POSTPROCEDURE FOLLOW-UP
Following the procedure, patients should be discharged with a mild analgesic and advised to refrain from strenuous activity for 24 to 48 hours postprocedure. Patients should be contacted the following day and scheduled to follow up in office 1 week and 4 weeks following procedure to evaluate progress and or adverse events. Patients should be educated to call the office if any of the following events occur:
• Fever
• Chills
• Weakness in extremities
• Bowel or bladder incontinence or retention
• New onset numbness or paraesthesia in extremities
• Bleeding
• Changes or exacerbation in symptoms
In many cases, patients will experience almost immediate reduction in preoperative symptoms after the disc is decompressed. However, it is not uncommon to see a gradual improvement of symptoms days to weeks following the procedure. Patients should be educated to refrain from heavy lifting, bending, pushing, pulling, and twisting to reduce the risk of reherniation. Back braces are not required; however, they are occasionally used to remind the patient that they had a spinal procedure and to prevent the previously motioned movements and further improve surgical outcome.

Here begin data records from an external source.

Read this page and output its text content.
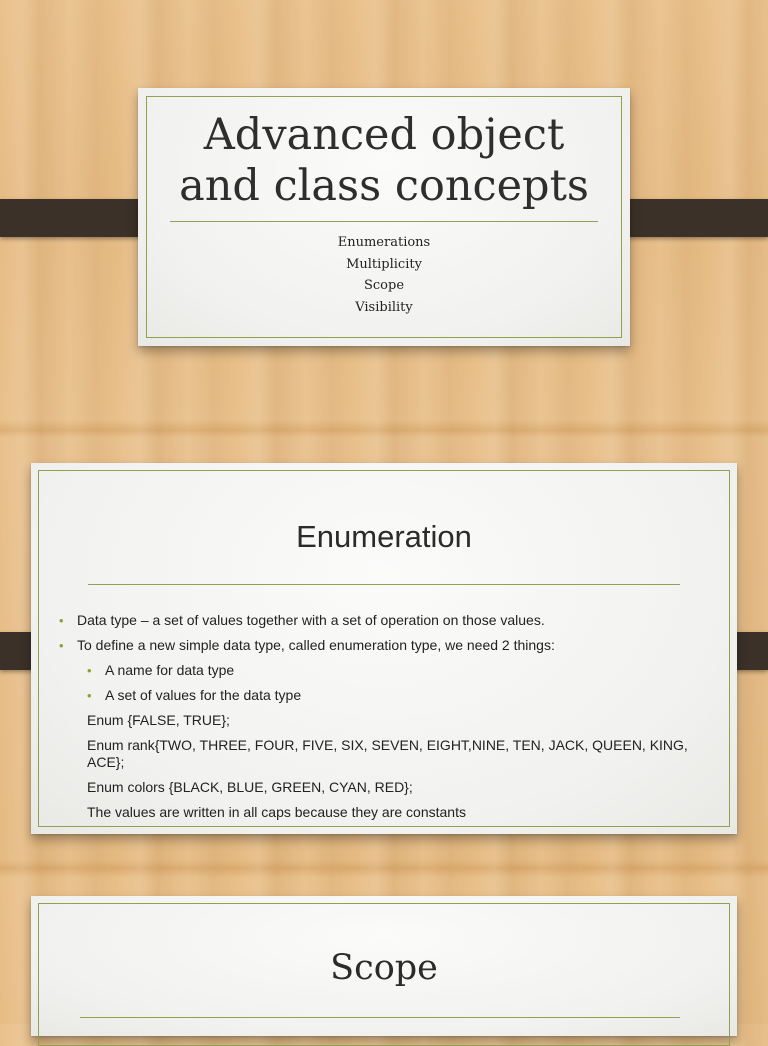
Advanced object
and class concepts
Enumerations
Multiplicity
Scope
Visibility
Enumeration
• Data type – a set of values together with a set of operation on those values.
• To define a new simple data type, called enumeration type, we need 2 things:
• A name for data type
• A set of values for the data type
Enum {FALSE, TRUE};
Enum rank{TWO, THREE, FOUR, FIVE, SIX, SEVEN, EIGHT,NINE, TEN, JACK, QUEEN, KING, ACE};
Enum colors {BLACK, BLUE, GREEN, CYAN, RED};
The values are written in all caps because they are constants
Scope
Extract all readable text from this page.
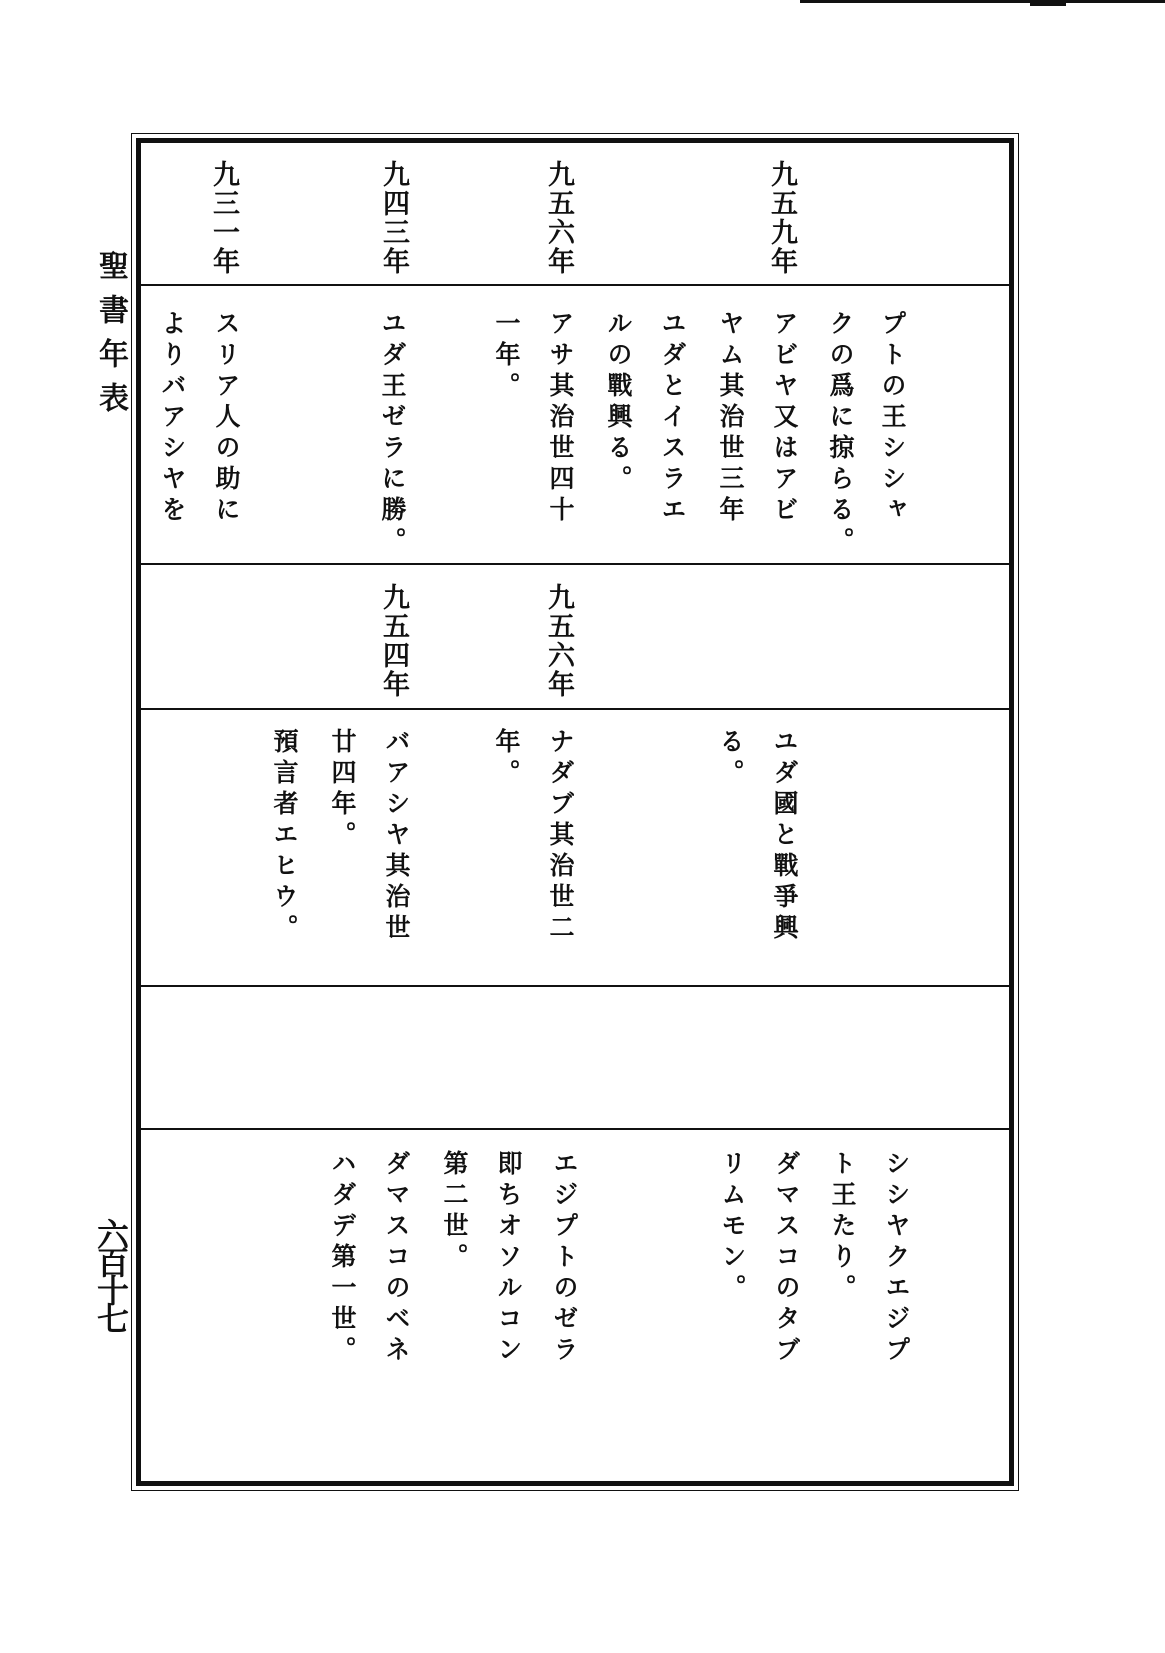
聖書年表
六百十七
九五九年
九五六年
九四三年
九三一年
プトの王シシャ
クの爲に掠らる。
アビヤ又はアビ
ヤム其治世三年
ユダとイスラエ
ルの戰興る。
アサ其治世四十
一年。
ユダ王ゼラに勝。
スリア人の助に
よりバアシヤを
九五六年
九五四年
ユダ國と戰爭興
る。
ナダブ其治世二
年。
バアシヤ其治世
廿四年。
預言者エヒウ。
シシヤクエジプ
ト王たり。
ダマスコのタブ
リムモン。
エジプトのゼラ
即ちオソルコン
第二世。
ダマスコのベネ
ハダデ第一世。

POTENTIAL COMPLICATIONS AND PITFALLS
Potential risks of percutaneous disc decompression include but are not limited to:
• Infection including discitis
• Bleeding
• Nerve root irritation or injury
• Exacerbation or worsening of pain
• Cauda equina syndrome
• Hematoma
• Paralysis
• Scar tissue formation
• Failure of technique requiring open surgery
• Recurrence of disc herniation
• Idiosyncratic reaction
• Anaphylaxis
• Death
CLINICAL PEARLS
• The level of evidence for managing predominantly lower extremity pain due to contained disc herniation is level II to III for nucleoplasty,16 and level III for Dekompressor17 based on USPSTF criteria.18 However, both of these procedures are relatively easy to perform, quick, and can be done with minimal sedation, and with minimal risk of complications.

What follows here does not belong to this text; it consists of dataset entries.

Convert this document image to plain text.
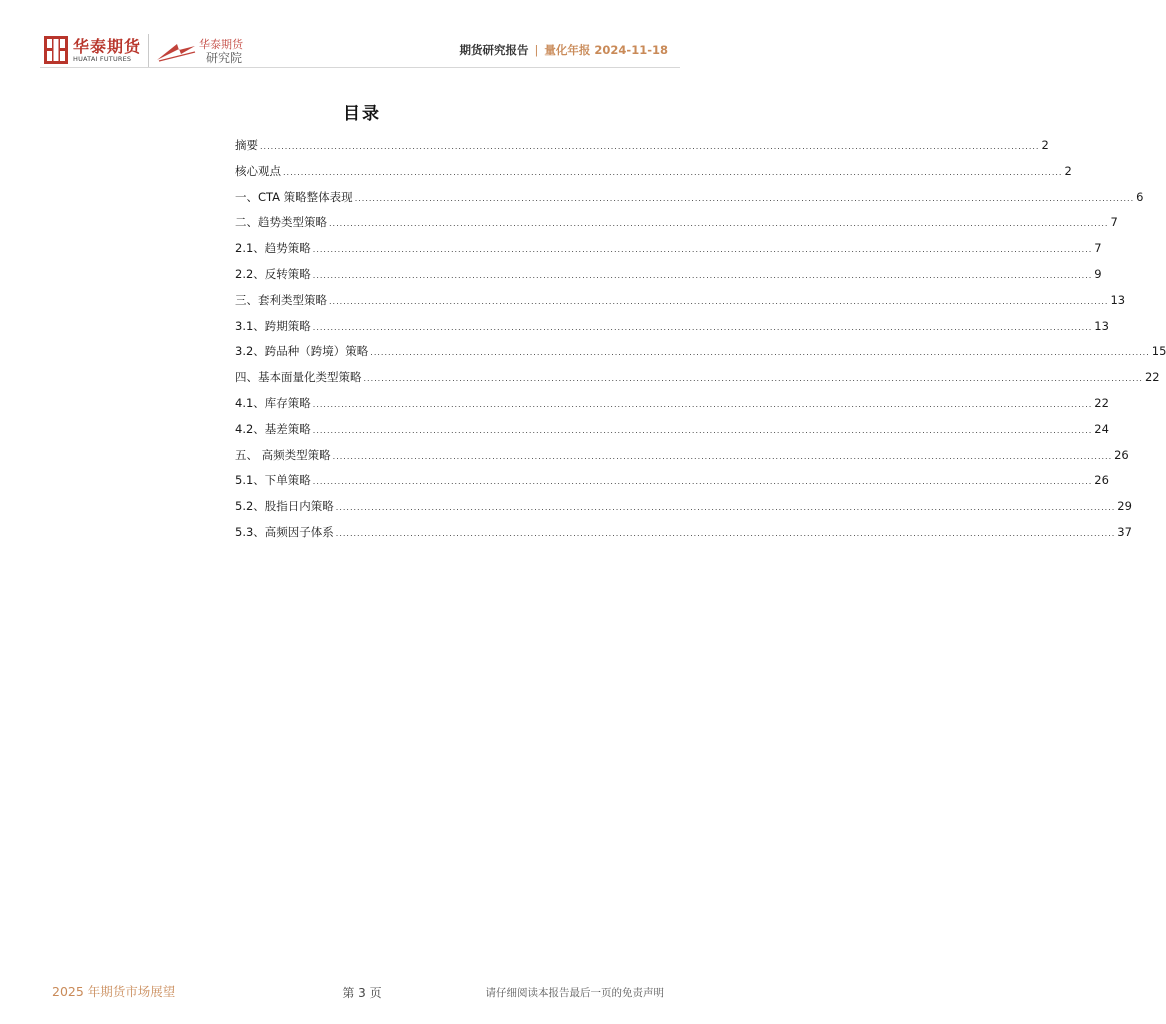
华泰期货
HUATAI FUTURES
华泰期货
研究院
期货研究报告 | 量化年报 2024-11-18
目录
摘要 ............................................................................................................................................................................................................................ 2
核心观点 ............................................................................................................................................................................................................................ 2
一、CTA 策略整体表现 ............................................................................................................................................................................................................................ 6
二、趋势类型策略 ............................................................................................................................................................................................................................ 7
2.1、趋势策略 ............................................................................................................................................................................................................................ 7
2.2、反转策略 ............................................................................................................................................................................................................................ 9
三、套利类型策略 ............................................................................................................................................................................................................................ 13
3.1、跨期策略 ............................................................................................................................................................................................................................ 13
3.2、跨品种（跨境）策略 ............................................................................................................................................................................................................................ 15
四、基本面量化类型策略 ............................................................................................................................................................................................................................ 22
4.1、库存策略 ............................................................................................................................................................................................................................ 22
4.2、基差策略 ............................................................................................................................................................................................................................ 24
五、 高频类型策略 ............................................................................................................................................................................................................................ 26
5.1、下单策略 ............................................................................................................................................................................................................................ 26
5.2、股指日内策略 ............................................................................................................................................................................................................................ 29
5.3、高频因子体系 ............................................................................................................................................................................................................................ 37
2025 年期货市场展望	第 3 页	请仔细阅读本报告最后一页的免责声明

• The success of these procedures largely depends on good selection criteria—these procedure will be ineffective if the disc herniation is not contained, or if the disc has lost greater than 50% of its height.
• If performed for the proper indication percutaneous disc decompression can be very efficacious. Percutaneous disc decompression is a great alternative for patients who have failed procedures such as epidural injections and are not usually surgical candidates.